A “litter summit” held in the Victoria Halls this week was told there was little prospect of a quick solution to the problem – but that that shouldn’t prevent local groups taking their own measures to address the issue.

Monday’s event was organised in the wake of community beach cleans held across the Helensburgh and Lomond area earlier this year – and amid mounting concern at the problem, which is particularly acute in Loch Long and the Gare Loch.

Among around 60 people present at the summit was Helensburgh community councillor John Tacchi, who said: “We’ve got to do this together and do it ourselves, because no-one else is going to do it for us.

“If we are to attract funding to the area, from whatever source, the community must form itself into a group. It must then decide what it wants to do and how it’s going to do it. Then you form yourself into a charity, and then you’re rolling.

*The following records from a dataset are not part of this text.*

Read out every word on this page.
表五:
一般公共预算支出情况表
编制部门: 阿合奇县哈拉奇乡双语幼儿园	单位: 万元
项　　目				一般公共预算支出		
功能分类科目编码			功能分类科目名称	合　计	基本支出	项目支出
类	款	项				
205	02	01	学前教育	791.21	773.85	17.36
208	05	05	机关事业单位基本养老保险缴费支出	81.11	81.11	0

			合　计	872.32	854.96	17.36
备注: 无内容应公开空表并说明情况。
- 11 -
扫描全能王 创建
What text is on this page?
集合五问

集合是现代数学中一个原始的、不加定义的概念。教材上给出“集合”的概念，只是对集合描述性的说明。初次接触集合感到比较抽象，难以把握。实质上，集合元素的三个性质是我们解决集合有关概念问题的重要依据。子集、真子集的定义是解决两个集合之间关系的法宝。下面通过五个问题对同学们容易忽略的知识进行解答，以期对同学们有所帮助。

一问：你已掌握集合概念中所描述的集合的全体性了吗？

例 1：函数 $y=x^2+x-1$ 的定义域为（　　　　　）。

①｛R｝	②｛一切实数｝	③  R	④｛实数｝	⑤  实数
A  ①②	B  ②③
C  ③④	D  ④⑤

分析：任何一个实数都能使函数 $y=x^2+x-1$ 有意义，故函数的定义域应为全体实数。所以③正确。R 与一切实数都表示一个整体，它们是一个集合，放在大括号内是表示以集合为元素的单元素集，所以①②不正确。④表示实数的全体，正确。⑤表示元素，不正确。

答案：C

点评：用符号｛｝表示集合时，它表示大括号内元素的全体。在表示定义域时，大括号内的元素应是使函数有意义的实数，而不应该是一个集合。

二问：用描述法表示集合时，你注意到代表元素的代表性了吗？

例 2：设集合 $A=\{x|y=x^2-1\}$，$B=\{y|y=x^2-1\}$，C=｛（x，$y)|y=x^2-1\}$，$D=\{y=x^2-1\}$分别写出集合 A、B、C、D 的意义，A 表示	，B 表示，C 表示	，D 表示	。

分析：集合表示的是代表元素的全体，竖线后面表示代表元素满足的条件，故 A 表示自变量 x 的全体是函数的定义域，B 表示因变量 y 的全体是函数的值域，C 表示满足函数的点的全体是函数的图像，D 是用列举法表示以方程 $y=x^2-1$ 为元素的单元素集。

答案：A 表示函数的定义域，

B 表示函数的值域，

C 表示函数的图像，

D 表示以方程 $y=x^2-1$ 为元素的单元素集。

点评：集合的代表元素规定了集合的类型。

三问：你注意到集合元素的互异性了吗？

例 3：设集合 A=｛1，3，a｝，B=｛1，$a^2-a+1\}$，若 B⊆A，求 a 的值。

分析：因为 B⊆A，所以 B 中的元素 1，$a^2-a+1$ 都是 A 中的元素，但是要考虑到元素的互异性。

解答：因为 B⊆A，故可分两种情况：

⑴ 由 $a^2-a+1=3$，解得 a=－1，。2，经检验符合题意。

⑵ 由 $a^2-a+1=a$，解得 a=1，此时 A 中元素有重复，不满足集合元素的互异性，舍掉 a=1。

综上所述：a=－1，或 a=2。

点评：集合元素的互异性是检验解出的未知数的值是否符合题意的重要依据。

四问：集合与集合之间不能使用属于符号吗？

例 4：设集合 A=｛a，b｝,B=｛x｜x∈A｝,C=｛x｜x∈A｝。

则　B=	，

“The Hermitage Park project grew out of a few people being challenged to go to the park for a clean-up one morning. From that has sprung a group which got just under £3 million in lottery funding.

“It became a joint effort with the council, but it was basically started off by about ten people in the town. Out of the hard graft of ordinary people came something remarkable.”

The summit also heard from the ranger of the Beachwatch Bute charity, set up in 1998 to keep the beaches on the Clyde’s second-largest island free of marine litter.

Sandra MacMillan said: “Bute is in a very bad location for marine litter – whichever way the wind blows, the island gets litter

“When I started working with Beachwatch Bute, the charity was a well-kept secret, and I realised that needed to change.

“We now have the backing of the biggest hotel on the island, and we work closely with the Marine Conservation Society, Keep Scotland Beautiful, SEPA and many other agencies

“Our template for a charity really works. You need a good, strong committee, with people from various walks of life and with various skills.

“A good beach ranger is essential to bring everyone together.

“You also need someone who can be trusted to go out there, day in and day out, and work on their own cleaning beaches.

“You soon see an amazing difference if someone is out there doing it every day.”

Helensburgh councillor Ellen Morton, who chaired Monday’s event in her role as Argyll and Bute Council’s policy lead for roads and amenity services, said: “More people turned up than we hoped for, and that’s an indication of how important an issue litter is.”

The meeting also heard from the Clyde Marine Planning Partnership and from Catherine Gemmell of the Marine Conservation Society, who encouraged the local groups present to take part in that organisation’s Great British Beach Clean from September 16 to 19 – a chance to clean beaches and to contribute to a national database on types and quantities of marine litter at the same time.